¿Quién carajo paga los detectores de IA?
Substack acaba de lanzar una feature que dice detectar posts generados por IA — y la pregunta del millón es quién cubre la cuenta.
La herramienta busca patrones típicos: cómo los LLMs se repiten, el tono plano, el abuso de palabras de transición. No es un detector perfecto — nadie lo es. Pero la historia de fondo es el modelo de precios. Si Substack les cobra a los creadores usarla, les está pasando el costo a la gente que supuestamente están protegiendo. Si se lo comen ellos, es un impuesto a sus propios ingresos. De cualquier forma, la plataforma está haciendo una llamada sobre qué tipo de contenido quieren vigilar.
Esto es el tipo de decisión que se siente distinto dependiendo de tu rincón del internet. Para los que escriben newsletters y usan IA para los drafts, es un overhead nuevo. Para los lectores, es una señal nueva — si les confía o no. Y para Substack, es una apuesta a ver si pueden construir un foso alrededor de la calidad.
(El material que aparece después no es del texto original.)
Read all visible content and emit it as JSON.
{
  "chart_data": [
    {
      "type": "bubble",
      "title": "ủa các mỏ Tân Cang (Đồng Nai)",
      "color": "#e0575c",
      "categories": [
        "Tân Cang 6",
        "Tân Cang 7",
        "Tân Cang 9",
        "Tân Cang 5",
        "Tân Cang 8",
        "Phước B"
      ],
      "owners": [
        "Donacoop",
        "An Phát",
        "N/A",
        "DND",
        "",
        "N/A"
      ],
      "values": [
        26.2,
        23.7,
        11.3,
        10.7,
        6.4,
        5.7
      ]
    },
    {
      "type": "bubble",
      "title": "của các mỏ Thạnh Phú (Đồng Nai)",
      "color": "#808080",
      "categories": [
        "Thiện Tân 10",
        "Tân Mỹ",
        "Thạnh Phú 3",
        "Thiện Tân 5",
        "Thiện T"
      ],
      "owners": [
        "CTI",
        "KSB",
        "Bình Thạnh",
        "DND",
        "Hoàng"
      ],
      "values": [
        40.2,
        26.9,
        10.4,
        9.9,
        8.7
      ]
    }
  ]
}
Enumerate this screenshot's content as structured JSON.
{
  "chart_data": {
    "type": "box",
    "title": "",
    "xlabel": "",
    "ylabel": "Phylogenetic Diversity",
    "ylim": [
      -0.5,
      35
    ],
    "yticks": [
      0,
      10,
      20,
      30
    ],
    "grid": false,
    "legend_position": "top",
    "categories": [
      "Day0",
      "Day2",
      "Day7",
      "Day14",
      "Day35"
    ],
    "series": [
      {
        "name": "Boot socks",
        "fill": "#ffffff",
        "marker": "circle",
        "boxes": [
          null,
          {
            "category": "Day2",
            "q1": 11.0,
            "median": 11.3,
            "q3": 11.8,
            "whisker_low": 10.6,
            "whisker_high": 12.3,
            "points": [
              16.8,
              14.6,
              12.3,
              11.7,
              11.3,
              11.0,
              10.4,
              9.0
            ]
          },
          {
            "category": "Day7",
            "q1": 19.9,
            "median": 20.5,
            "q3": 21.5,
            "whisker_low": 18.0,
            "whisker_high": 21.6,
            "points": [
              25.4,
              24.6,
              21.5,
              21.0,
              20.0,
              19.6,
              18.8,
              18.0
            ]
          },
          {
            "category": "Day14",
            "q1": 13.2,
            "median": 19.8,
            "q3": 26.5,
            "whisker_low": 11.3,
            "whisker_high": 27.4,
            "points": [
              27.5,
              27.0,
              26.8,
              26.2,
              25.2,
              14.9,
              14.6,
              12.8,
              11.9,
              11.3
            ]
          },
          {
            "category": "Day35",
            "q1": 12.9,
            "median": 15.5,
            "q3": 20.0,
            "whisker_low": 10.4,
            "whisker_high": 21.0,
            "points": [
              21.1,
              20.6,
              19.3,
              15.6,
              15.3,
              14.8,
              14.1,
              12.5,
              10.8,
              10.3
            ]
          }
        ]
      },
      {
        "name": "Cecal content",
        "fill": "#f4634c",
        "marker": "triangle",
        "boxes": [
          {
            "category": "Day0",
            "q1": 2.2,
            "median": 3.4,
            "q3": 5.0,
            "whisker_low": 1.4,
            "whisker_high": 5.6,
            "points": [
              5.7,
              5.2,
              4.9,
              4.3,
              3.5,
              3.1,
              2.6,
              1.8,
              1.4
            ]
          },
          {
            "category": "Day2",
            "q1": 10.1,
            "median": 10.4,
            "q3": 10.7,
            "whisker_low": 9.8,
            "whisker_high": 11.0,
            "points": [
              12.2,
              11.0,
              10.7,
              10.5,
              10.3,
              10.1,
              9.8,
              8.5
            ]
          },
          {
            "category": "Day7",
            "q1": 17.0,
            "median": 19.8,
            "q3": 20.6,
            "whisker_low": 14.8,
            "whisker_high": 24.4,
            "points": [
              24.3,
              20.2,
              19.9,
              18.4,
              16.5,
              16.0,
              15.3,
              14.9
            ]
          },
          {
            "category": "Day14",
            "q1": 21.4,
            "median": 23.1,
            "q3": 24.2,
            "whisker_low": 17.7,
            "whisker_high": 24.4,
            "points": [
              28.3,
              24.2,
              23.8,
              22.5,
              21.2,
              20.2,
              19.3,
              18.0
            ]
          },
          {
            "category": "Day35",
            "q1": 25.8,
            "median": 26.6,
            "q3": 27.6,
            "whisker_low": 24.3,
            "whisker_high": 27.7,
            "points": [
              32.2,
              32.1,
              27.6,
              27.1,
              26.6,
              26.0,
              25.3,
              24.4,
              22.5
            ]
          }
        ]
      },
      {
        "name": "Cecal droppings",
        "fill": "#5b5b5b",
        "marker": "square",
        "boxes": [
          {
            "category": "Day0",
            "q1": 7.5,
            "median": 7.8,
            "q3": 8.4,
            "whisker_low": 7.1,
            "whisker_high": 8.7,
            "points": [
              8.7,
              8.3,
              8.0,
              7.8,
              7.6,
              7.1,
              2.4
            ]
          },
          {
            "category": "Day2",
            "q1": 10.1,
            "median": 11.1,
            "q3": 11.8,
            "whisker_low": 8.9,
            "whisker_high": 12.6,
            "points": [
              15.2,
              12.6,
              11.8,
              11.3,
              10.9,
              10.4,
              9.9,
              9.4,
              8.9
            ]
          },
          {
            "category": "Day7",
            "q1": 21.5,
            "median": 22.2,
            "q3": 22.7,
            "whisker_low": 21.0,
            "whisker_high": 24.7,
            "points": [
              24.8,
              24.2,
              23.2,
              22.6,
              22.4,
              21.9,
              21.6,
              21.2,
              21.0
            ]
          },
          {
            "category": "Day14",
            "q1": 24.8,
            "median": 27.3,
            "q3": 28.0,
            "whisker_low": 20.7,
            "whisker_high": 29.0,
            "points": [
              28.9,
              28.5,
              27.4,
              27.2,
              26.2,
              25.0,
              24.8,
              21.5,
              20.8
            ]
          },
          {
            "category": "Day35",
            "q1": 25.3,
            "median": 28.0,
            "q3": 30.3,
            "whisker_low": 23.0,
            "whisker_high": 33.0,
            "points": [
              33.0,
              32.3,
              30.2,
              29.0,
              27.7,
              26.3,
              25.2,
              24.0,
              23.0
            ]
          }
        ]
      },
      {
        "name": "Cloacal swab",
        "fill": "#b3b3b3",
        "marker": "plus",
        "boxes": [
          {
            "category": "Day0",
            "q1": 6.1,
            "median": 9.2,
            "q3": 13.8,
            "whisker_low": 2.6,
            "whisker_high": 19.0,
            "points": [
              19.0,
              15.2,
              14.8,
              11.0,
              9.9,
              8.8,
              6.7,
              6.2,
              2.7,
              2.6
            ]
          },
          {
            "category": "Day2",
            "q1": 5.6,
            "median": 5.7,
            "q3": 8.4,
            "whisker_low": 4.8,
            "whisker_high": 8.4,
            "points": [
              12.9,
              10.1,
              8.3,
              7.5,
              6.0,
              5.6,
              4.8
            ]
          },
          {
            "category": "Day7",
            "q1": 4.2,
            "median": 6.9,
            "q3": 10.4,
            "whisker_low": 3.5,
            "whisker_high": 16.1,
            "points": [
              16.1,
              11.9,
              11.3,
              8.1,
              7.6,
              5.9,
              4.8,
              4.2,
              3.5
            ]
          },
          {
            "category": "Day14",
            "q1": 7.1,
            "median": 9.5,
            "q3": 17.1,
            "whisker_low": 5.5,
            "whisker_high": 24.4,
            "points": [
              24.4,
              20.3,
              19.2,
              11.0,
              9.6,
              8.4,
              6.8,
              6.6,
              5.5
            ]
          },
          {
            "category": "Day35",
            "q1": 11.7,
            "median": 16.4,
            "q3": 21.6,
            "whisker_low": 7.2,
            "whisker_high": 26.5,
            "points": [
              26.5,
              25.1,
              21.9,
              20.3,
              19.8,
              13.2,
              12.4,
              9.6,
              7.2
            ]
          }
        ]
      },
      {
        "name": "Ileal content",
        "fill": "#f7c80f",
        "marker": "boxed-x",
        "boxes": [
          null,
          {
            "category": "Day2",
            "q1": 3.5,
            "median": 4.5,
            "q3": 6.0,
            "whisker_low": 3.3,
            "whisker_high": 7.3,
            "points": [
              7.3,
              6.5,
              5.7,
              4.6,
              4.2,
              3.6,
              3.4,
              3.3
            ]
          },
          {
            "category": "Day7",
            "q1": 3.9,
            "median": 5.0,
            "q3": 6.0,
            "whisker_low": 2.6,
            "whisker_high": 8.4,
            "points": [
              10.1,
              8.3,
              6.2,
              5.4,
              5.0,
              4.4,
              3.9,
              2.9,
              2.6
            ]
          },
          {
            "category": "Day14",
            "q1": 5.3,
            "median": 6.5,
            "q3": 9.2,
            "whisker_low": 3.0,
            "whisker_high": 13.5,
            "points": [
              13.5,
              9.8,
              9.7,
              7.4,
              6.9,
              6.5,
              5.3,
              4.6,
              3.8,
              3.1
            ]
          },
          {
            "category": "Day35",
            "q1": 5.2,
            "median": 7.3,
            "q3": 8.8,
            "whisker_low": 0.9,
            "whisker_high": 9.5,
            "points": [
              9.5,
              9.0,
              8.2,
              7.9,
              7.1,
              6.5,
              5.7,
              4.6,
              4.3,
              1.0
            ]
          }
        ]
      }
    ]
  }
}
Por qué nos importa: mientras más gente de la comunidad empieza a usar IA para el trabajo que ya hacen — la escritura del side-hustle, el copy del negocio chiquito, las historias que contamos — quién decide qué cuenta como auténtico y quién paga por esa llamada es una pregunta que vale la pena seguir.
“La historia de fondo es quién paga — y esa llamada se siente distinto dependiendo de tu rincón del internet.”